Mehdi Abdesmad

No. 92
- Position:: Defensive end

Personal information
- Born:: September 28, 1991 (age 33) Montreal, Quebec, Canada
- Height:: 6 ft 6 in (1.98 m)
- Weight:: 284 lb (129 kg)

Career information
- High school:: Cégep du Vieux Montréal
- College:: Boston College (2011-2015)
- NFL draft:: 2016: undrafted
- CFL draft:: 2016: 3rd round, 25th pick

Career history
- Tennessee Titans (2016); Tampa Bay Buccaneers (2017)*;
- * Offseason and/or practice squad member only

Career NFL statistics
- Total tackles:: 1
- Sacks:: 0.0
- Forced fumbles:: 0
- Fumble recoveries:: 0
- Stats at Pro Football Reference

= Mehdi Abdesmad =

Canadian football player (born 1991)

Mehdi Abdesmad (born September 28, 1991) is a Canadian former professional football player who was a defensive end in the National Football League (NFL).

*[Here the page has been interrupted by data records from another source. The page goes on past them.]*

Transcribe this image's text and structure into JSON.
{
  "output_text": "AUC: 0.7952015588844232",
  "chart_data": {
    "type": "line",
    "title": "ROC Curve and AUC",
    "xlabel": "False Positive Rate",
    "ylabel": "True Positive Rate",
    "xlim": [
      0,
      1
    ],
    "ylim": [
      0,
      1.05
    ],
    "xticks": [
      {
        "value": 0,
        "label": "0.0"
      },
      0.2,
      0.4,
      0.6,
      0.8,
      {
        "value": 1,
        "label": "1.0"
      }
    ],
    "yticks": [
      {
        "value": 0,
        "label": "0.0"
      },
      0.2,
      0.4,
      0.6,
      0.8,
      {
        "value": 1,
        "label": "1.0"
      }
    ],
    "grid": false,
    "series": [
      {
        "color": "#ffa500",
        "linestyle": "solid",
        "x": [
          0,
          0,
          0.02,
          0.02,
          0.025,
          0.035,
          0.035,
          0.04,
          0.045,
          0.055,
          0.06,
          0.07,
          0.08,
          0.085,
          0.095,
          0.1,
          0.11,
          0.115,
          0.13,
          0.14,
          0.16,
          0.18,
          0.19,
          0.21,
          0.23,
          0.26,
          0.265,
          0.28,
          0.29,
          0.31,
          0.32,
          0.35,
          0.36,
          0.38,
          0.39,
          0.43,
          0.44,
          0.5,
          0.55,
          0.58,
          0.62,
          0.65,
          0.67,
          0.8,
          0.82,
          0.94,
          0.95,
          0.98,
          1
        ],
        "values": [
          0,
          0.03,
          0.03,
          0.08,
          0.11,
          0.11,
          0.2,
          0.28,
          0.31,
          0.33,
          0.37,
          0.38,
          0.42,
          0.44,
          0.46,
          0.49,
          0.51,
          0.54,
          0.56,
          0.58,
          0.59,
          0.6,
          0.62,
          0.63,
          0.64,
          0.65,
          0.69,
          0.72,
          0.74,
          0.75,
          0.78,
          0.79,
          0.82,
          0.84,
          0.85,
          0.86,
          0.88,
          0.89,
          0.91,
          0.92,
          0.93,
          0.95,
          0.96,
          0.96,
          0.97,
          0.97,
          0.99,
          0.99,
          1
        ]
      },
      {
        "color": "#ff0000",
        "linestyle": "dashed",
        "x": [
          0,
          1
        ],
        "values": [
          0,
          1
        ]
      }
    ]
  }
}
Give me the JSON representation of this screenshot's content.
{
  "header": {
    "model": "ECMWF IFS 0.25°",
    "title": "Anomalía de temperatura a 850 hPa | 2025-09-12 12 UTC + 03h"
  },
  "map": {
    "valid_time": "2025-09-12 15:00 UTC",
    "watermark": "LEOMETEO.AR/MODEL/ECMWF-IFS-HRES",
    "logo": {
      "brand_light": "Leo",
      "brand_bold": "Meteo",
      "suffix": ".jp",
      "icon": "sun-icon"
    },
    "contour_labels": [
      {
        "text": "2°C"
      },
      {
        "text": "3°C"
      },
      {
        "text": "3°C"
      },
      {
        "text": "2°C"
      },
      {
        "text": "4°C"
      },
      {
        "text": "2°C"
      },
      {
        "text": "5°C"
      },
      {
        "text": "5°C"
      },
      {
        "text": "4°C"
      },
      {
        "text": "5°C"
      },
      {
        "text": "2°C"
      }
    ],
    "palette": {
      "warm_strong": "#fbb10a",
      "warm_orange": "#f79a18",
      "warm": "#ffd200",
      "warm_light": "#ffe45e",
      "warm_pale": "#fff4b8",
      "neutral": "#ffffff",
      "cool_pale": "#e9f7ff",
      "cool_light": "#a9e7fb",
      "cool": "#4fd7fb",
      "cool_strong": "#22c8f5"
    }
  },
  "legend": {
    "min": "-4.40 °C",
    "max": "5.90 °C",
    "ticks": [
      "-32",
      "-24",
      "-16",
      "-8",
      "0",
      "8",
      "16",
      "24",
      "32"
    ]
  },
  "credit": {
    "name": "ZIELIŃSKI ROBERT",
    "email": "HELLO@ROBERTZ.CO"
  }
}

He played college football for the Boston College Eagles.

==Professional career==
===Tennessee Titans===
Abdesmad went undrafted in the 2016 NFL draft. He was signed by the Tennessee Titans on April 30, 2016. On September 4, 2016, he was released by the Titans and was signed to the practice squad the next day. He was promoted to the active roster on December 12, 2016. He was placed on injured reserve on December 28, 2016. As a rookie in 2016, he played two games making one tackle. He was waived on August 21, 2017.

===Tampa Bay Buccaneers===
On August 28, 2017, Abdesmad signed with the Tampa Bay Buccaneers. He was waived on September 2, 2017.